Prima di arrivare a “Chiara”, dove interpreta il ruolo di Pacifica, fedele amica di Santa Chiara, Flaminia ha vissuto le prime esperienze con la recitazione a teatro, studiando per due anni prima dell’interruzione a causa Covid. Da allora la scelta di cambiare e cercare una propria strada nel cinema. “Iniziando dallo studio – racconta – affiancata dal mio maestro Nicola Donno, che mi ha proposto anche in qualità di agente per alcuni casting, ricevendo dei no che mi hanno fatto capire come l’esperienza aiuti a capire dettagli importanti, ma anche quando al cinema conti non solo la bravura, ma anche essere fisicamente adatti a un ruolo”.
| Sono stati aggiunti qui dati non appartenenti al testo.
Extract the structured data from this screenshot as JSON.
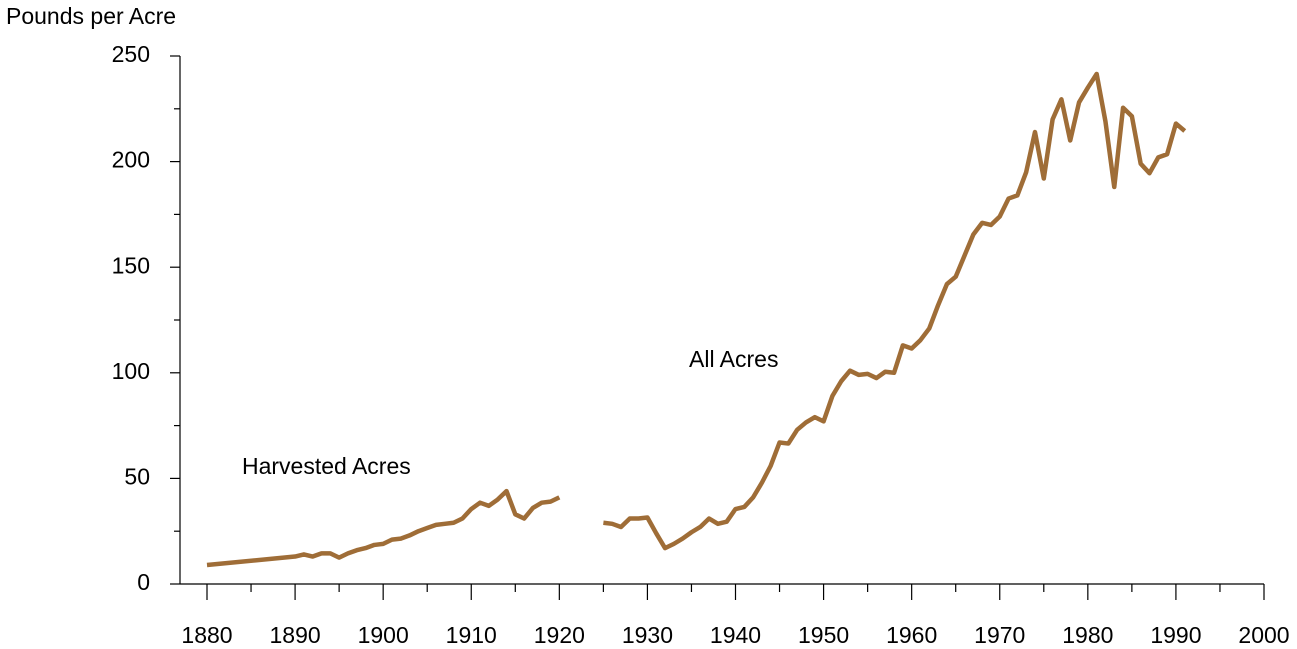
{
  "chart_data": {
    "type": "line",
    "y_label": "Pounds per Acre",
    "annotations": [
      "Harvested Acres",
      "All Acres"
    ],
    "x": [
      1880,
      1890,
      1891,
      1892,
      1893,
      1894,
      1895,
      1896,
      1897,
      1898,
      1899,
      1900,
      1901,
      1902,
      1903,
      1904,
      1905,
      1906,
      1907,
      1908,
      1909,
      1910,
      1911,
      1912,
      1913,
      1914,
      1915,
      1916,
      1917,
      1918,
      1919,
      1920,
      1921,
      1925,
      1926,
      1927,
      1928,
      1929,
      1930,
      1931,
      1932,
      1933,
      1934,
      1935,
      1936,
      1937,
      1938,
      1939,
      1940,
      1941,
      1942,
      1943,
      1944,
      1945,
      1946,
      1947,
      1948,
      1949,
      1950,
      1951,
      1952,
      1953,
      1954,
      1955,
      1956,
      1957,
      1958,
      1959,
      1960,
      1961,
      1962,
      1963,
      1964,
      1965,
      1966,
      1967,
      1968,
      1969,
      1970,
      1971,
      1972,
      1973,
      1974,
      1975,
      1976,
      1977,
      1978,
      1979,
      1980,
      1981,
      1982,
      1983,
      1984,
      1985,
      1986,
      1987,
      1988,
      1989,
      1990,
      1991
    ],
    "series": [
      {
        "color": "#9f6d37",
        "values": [
          9,
          13,
          14,
          13,
          14.5,
          14.5,
          12.5,
          14.5,
          16,
          17,
          18.5,
          19,
          21,
          21.5,
          23,
          25,
          26.5,
          28,
          28.5,
          29,
          31,
          35.5,
          38.5,
          37,
          40,
          44,
          33,
          31,
          36,
          38.5,
          39,
          41,
          null,
          29,
          28.5,
          27,
          31,
          31,
          31.5,
          24,
          17,
          19,
          21.5,
          24.5,
          27,
          31,
          28.5,
          29.5,
          35.5,
          36.5,
          41,
          48,
          56,
          67,
          66.5,
          73,
          76.5,
          79,
          77,
          89,
          96,
          101,
          99,
          99.5,
          97.5,
          100.5,
          100,
          113,
          111.5,
          115.5,
          121,
          132,
          142,
          145.5,
          155.5,
          165.5,
          171,
          170,
          174,
          182.5,
          184,
          195,
          214,
          192,
          220,
          229.5,
          210,
          228,
          235,
          241.5,
          219,
          188,
          225.5,
          221.5,
          199,
          194.5,
          202,
          203.5,
          218,
          214.5
        ]
      }
    ],
    "xlim": [
      1880,
      2000
    ],
    "xticks": [
      1880,
      1890,
      1900,
      1910,
      1920,
      1930,
      1940,
      1950,
      1960,
      1970,
      1980,
      1990,
      2000
    ],
    "x_minor_ticks": [
      1885,
      1895,
      1905,
      1915,
      1925,
      1935,
      1945,
      1955,
      1965,
      1975,
      1985,
      1995
    ],
    "ylim": [
      0,
      250
    ],
    "yticks": [
      0,
      50,
      100,
      150,
      200,
      250
    ],
    "y_minor_ticks": [
      25,
      75,
      125,
      175,
      225
    ]
  }
}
Sino a che non è arrivata Pacifica: “Mi sono riconosciuta subito nel personaggio – spiega Flaminia – Nella sua capacità di stare vicino alla sua amica, soffrendo assieme ma senza troppe parole. Pacifica è una ragazza semplice, onesta, protagonista di un’amicizia con Chiara basata soprattutto su un’enorme fiducia, tanto da seguirla in ogni sua scelta”.
E il ruolo ha permesso a Flaminia di tuffarsi in un’esperienza dimostratasi straordinaria, anche dal punto di vista umano ed emozionale. “Il mondo del cinema non mi era del tutto nuovo, perché avevo già fatto figurazione speciale e questo mi ha aiutato a capire l’ambiente, anche se entrarci da attrice è totalmente diverso. Figurati che il primo giorno di riprese mi sono venuti a prendere a casa per andare a girare! Mi sentivo in brodo di giuggiole: stavano portando me, che di solito corro dietro ai treni! E non avevo dormito tutta la notte per quel primo giorno: adrenalina a 1000! O ancora, il camerino: che figata! Per me era diventata una casa. Quando è finito sono stata quasi male, come se mi mancasse un pezzo di qualcosa. Certo, è stato stancante, girando (per lo più tra Tuscania e i boschi del Lazio per un paio di mesi di lavorazione, ndr) quasi sempre a piedi scalzi o al freddo. Ma ne è valsa totalmente la pena”.
Grazie anche a uno splendido rapporto con la regista, “sempre molto sincera, capace di guidarmi con dolce schiettezza sino a ottenere da me sulla scena ciò che serviva. Un rapporto non costruito con una persona cui si può parlare come un’amica. Mi ha dato tanto aiuto nel prendere consapevolezza del fatto che posso essere in grado riuscire, mi ha dato fiducia in me stessa semplicemente con le parole”.
Ma come è vedersi al cinema in un contesto prestigioso come quello di Venezia? “Pensavo di imbarazzarmi molto, invece l’ho visto da normale spettatrice e senza l’ansia che immaginavo. Nessuna vergogna, mi è sembrato tutto molto naturale. La verità è che mi piace recitare, voglio che sia nella mia vita e mi pare la cosa più normale del mondo”.
“L’ansia più grossa è stata nei giorni prima – svela Flaminia col sorriso – e non solo per l’idea delle scarpe col tacco da indossare sul tappeto rosso. Quattro giorni prima ho fatto una storta e sono finita in pronto scorso, dove mi avevano diagnosticato sei giorni di riposo totale! I primi due li ho passati sotto choc a piangere, poi mi sono intestardita e tra ghiaccio, pomate ecc e sono riuscita a provare a camminare il giorno prima e a esserci a Venezia: era tanta l’adrenalina che mi sono scordata il dolore!”